Prior to performing at the PNC Music Pavilion in Charlotte on Tuesday, August 2 as part of their North American tour with MARILYN MANSON, the members of SLIPKNOT issued the following statement via their social-media sites:

"When we started this tour, we had reservations about playing in North Carolina because of a law recently passed there called HB2. The law halts the rights of LGBTQ people, doesn't allow for cities to pass a living wage for the working class.

"We believe that regardless of who you are, or what you believe in this country — and in our own metal community — that everyone should be given access to equal opportunities they need to succeed. This law flies in the face of those values.

"We believe that regardless of who you are, or who you love, you shouldn't have to face hatred at home or in your community. Our fans in North Carolina deserve better, so we decided not to cancel. We don't care where you pee — just please flush. It's pretty simple, really.

"We've decided to partner with Equality NC, the LGBTQ advocacy group leading the fight against this hateful bill. You can talk to Equality NC at our show about how to get involved, and get registered to vote in NC. That way we won't have to talk about this the next time we come back there. We're coming to North Carolina to show our fans that they can make the difference needed to repeal this law and return their state to a place that welcomes everyone and values differences."

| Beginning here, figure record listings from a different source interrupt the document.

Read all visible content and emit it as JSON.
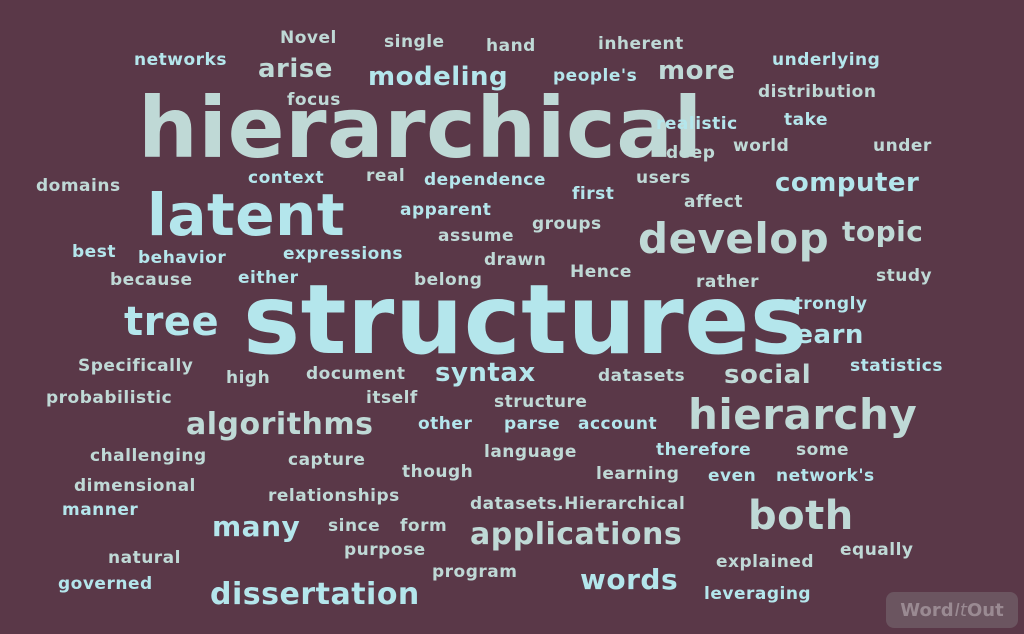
{
  "words": [
    "hierarchical",
    "structures",
    "latent",
    "develop",
    "hierarchy",
    "tree",
    "applications",
    "both",
    "algorithms",
    "dissertation",
    "many",
    "words",
    "modeling",
    "computer",
    "topic",
    "arise",
    "syntax",
    "social",
    "learn",
    "more",
    "Novel",
    "single",
    "hand",
    "inherent",
    "networks",
    "underlying",
    "people's",
    "focus",
    "distribution",
    "realistic",
    "take",
    "deep",
    "world",
    "under",
    "context",
    "real",
    "dependence",
    "users",
    "domains",
    "first",
    "affect",
    "apparent",
    "groups",
    "assume",
    "best",
    "behavior",
    "expressions",
    "drawn",
    "Hence",
    "study",
    "because",
    "either",
    "belong",
    "rather",
    "strongly",
    "Specifically",
    "high",
    "document",
    "datasets",
    "statistics",
    "probabilistic",
    "itself",
    "structure",
    "other",
    "parse",
    "account",
    "therefore",
    "some",
    "challenging",
    "capture",
    "language",
    "though",
    "learning",
    "even",
    "network's",
    "dimensional",
    "relationships",
    "datasets.Hierarchical",
    "manner",
    "since",
    "form",
    "natural",
    "purpose",
    "explained",
    "equally",
    "program",
    "governed",
    "leveraging"
  ],
  "logo": {
    "word": "Word",
    "rest": "It",
    "out": "Out"
  }
}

While North Carolina's HB2 law has led several musicians to boycott the state, others have chosen to use their concerts as a platform against the law — a strategy encouraged by advocacy groups and welcomed by transgender musicians.

In a statement announcing their decision to cancel a show in North Carolina in protest of HB2, the members of PEARL JAM first apologized to ticket holders, saying they know people will be upset and they are "equally frustrated by the situation." They called the bill, "a despicable piece of legislation that encourages discrimination against an entire group of American citizens," then went on to say that they "want America to be a place where no one can be turned away from a business because of who they love or fired from their job for who they are."

The band said they've "communicated with local groups and will be providing them with funds to help facilitate progress on this issue." They promised to keep an eye on the situation in hope that they'll be able to return sometime soon.